What are the structures we see in the video? For example what is the big dark object in the lower part of the image? This object would be relativly easy to track, but would data from this object be relevant to get data about cell contraction?

Is this image from a light microscop? At what magnification? What is the scale? From the video it looks like there are several motions and regions of motion. So should you focus on a smaller or larger area to get your measurments? Per cell contraction or region contraction? From experience I know that changing what you do at the microscope might be much better then complex image processing ;)

I had sucsess with Gunn and Nixons Dual Snake for a similar problem: http://citeseerx.ist.psu.edu/viewdoc/summary?doi=10.1.1.64.6831

I placed the first aproximation in the first frame by hand and used the segmentation result as starting curv for the next frame and so on. My implementation for this is from 2000 and I only have it on paper, but if you find Gunn and Nixons paper interesting I can probably find my code and scan it.

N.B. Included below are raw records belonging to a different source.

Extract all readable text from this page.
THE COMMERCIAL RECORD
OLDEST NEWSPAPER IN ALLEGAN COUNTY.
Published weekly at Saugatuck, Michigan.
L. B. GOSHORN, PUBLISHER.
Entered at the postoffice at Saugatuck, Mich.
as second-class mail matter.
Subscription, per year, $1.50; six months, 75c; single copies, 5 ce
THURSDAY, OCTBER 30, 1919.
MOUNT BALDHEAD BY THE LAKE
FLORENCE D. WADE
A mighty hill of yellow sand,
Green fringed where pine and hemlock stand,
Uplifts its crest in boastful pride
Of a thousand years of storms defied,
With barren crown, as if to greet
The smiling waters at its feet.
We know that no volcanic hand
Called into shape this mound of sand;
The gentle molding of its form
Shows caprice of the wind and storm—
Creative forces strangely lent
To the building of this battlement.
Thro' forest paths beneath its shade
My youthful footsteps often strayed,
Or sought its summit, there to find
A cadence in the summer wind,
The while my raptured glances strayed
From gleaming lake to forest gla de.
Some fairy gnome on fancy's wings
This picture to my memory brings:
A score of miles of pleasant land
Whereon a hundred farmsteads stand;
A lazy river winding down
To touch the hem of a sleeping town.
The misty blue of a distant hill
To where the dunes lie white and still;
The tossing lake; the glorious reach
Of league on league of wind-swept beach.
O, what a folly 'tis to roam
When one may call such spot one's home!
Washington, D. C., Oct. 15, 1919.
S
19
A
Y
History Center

@Matt suggested smoothing and edge detection to improve your results. This is good advise. You can combine smoothing, thresholding and edge detection in one function call, the Canny edge detector.Then you can dialate the edges to get greater overlap between frames. Little overlap will probably mean a big movement between frames. You can use this the same way as before to find the beat. You can now make a second pass and add all the dialated edge images related to one beat. This should give you an idea about the area traced out by the cells as they move trough a contraction. Maybe this can be used as a useful measure for contraction of a large cluster of cells.

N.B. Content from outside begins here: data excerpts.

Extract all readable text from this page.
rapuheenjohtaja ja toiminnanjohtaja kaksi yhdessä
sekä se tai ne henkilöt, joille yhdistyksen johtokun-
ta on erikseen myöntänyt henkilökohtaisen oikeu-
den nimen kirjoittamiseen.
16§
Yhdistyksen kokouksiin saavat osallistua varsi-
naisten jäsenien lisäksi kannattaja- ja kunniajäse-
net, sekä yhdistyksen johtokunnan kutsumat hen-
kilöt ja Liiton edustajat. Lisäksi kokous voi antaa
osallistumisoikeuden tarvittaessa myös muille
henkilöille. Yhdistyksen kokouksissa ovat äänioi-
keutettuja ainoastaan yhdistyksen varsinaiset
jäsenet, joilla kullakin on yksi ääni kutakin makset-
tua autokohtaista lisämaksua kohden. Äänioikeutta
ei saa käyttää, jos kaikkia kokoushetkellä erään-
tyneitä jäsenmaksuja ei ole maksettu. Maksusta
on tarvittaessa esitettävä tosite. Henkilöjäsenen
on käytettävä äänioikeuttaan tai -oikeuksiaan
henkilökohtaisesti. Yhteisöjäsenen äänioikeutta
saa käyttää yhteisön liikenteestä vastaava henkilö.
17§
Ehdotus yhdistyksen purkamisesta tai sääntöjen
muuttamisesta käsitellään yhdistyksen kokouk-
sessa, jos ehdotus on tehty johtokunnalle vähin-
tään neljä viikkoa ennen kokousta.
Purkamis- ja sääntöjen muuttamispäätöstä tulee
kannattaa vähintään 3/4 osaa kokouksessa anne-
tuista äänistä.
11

I don't have access to Matlab and the Image Processing Toolbox now, so I can't give you tested code. Here are some hints: http://www.mathworks.se/help/toolbox/images/ref/edge.html , http://www.mathworks.se/help/toolbox/images/ref/imdilate.html and http://www.mathworks.se/help/toolbox/images/ref/imadd.html.

Answer 2

You say you are trying to write a "simple code", but this is not really a simple problem. If you want to measure the motion accuratly, you should use an optical flow algorithm or look at the deformation field from a registration algorithm.

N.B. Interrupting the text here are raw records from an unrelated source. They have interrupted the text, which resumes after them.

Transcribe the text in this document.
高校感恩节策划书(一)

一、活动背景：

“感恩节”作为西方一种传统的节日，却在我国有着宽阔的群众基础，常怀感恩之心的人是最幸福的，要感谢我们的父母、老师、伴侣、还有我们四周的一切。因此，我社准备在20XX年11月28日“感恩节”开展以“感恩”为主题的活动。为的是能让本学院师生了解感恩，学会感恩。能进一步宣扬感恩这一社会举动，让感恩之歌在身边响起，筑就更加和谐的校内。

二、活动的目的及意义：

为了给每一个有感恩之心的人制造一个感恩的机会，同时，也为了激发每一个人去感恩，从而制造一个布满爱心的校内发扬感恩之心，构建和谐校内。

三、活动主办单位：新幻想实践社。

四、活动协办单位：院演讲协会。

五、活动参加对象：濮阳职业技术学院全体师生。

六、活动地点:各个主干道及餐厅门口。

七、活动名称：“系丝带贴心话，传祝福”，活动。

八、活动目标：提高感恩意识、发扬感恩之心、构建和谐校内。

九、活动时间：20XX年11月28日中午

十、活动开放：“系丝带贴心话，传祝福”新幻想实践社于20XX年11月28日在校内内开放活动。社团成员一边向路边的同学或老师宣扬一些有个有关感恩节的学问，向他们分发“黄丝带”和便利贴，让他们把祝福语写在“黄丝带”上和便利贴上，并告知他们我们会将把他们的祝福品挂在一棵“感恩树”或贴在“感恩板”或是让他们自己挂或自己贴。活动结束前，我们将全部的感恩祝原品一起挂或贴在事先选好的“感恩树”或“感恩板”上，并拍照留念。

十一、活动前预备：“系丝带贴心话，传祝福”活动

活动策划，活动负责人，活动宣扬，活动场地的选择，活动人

EDIT: As Matt is saying, and as we see from your curve, your method is suitable for extracting the number of beats and the regularity. To accuratly find the strength of the beats however, you need to calculate the movement of the cells (more movement = stronger beat). Unfortuantly, this is not straight forwards, and that is why I gave you links to two algorithms that can calculate the movement for you.

Answer 3

A few fairly simple things to try that might help:

• I would look in detail at what your thresholding is doing, and whether that's really what you want to do. I don't know what graythresh does exactly, but it's possible it's lumping different features that you would want to distinguish into the same pixel values. Have you tried plotting the differences between images without thresholding? Or you could threshold into multiple classes, rather than just black and white.
• If noise is the main problem, you could try smoothing the images before taking the difference, so that differences in noise would be evened out but differences in large features, caused by motion, would still be there.
• You could try edge-detecting your images before taking the difference.

As a previous answerer mentioned, you could also look into motion-tracking and registration algorithms, which would estimate the actual motion between each image, rather than just telling you whether the images are different or not. I think this is a decent summary on Wikipedia: http://en.wikipedia.org/wiki/Video_tracking. But they can be rather complicated.

I think if all you need is to find the time and period of contractions, though, then you wouldn't necessarily need to do a detailed motion tracking or deformable registration between images. All you need to know is when they change significantly. (The "strength" of a contraction is another matter, to define that rigorously you probably would need to know the actual motion going on.)